Enviada por: Rafael Martins
Etiquetas: ONG, regulação, eman;

Por Ramon Zago

A perspectiva de território passa a figurar com uma força ainda mais intensa nos processos de luta por direitos à medida que a integração global permite que as trocas de informação e de influência. Nos territórios as pessoas vivem e as coisas acontecem, lá se dão os processos de aprendizado, mas processos de opressão semelhantes ocorrem em outros territórios e esta troca permite que as estratégias territoriais tenham convergência e os aprendizados ecoem com maior vigor. A globalização das lutas sociais permite a superação da fragmentação das lutas. Os territórios de resistência se configuram como experimentação política e permite o encontro de diversos saberes que dão vida aos processos pedagógicos.

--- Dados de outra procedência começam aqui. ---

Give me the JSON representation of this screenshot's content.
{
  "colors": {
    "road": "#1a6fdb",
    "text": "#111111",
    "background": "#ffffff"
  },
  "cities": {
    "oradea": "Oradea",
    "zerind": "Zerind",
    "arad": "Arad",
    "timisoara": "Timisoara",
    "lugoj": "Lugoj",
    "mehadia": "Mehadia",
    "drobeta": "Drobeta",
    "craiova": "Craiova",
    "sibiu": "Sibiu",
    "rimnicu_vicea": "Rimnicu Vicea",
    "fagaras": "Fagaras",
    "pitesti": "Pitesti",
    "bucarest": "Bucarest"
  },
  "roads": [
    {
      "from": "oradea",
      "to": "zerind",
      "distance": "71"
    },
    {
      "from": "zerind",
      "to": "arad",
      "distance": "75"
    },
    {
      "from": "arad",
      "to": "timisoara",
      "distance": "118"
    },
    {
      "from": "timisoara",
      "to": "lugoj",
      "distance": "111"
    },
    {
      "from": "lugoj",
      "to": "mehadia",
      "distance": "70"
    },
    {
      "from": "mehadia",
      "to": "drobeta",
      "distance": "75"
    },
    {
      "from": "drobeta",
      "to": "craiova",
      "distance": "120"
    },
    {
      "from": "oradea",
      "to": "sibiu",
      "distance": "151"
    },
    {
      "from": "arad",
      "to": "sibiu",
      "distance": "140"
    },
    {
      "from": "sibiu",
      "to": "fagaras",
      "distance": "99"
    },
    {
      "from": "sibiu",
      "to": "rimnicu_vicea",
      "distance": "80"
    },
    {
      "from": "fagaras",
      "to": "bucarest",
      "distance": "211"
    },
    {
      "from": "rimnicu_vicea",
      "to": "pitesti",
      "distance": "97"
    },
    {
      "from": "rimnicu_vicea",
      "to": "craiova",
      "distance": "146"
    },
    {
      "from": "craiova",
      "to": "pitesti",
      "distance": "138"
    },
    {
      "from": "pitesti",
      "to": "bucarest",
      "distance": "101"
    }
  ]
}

As possibilidades pedagógicas dos territórios podem se converter em processos de emancipação ou de regulação de acordo com a ocorrência das distintas formas de governabilidade. Muitos movimentos sociais converteram-se ou alinharam-se com organizações não governamentais (ONG). Este processo, por vezes, substitui a lógica de luta por direitos por uma lógica de gestão de projetos e programas. A gramática do caciquismo, que introduz uma relação de clientela com a população atendida e de senhoril com os mantenedores financeiros dos projetos, reduz as iniciativas a uma relação pragmática limitada pelos recursos e pelos prazos. Será que o sucesso de uma iniciativa social está vinculado a capacidade de captar recursos, mesmo que se aproxime de estruturas de regulação da sociedade e de distancie do ideal de emancipação?
O que representou a alternativa de consolidação das conquistas por meio de ações concretas perverteu o sentido da luta e agora é um instrumento de dominação e de regulação da sociedade. Essa não é a realidade de absolutamente todas as iniciativas gerenciadas por ONG, mas é um dilema com o qual elas têm que lidar para se manter ativas e recriar os espaços públicos. O importante deste dilema é a identificação do local de onde se realizam as leituras que orientam o processo decisório e a tomada de decisão. De qual território, informado por quais redes, por meio de qual institucionalidade, de onde parte os olhares que orientam as decisões e informam a consciência?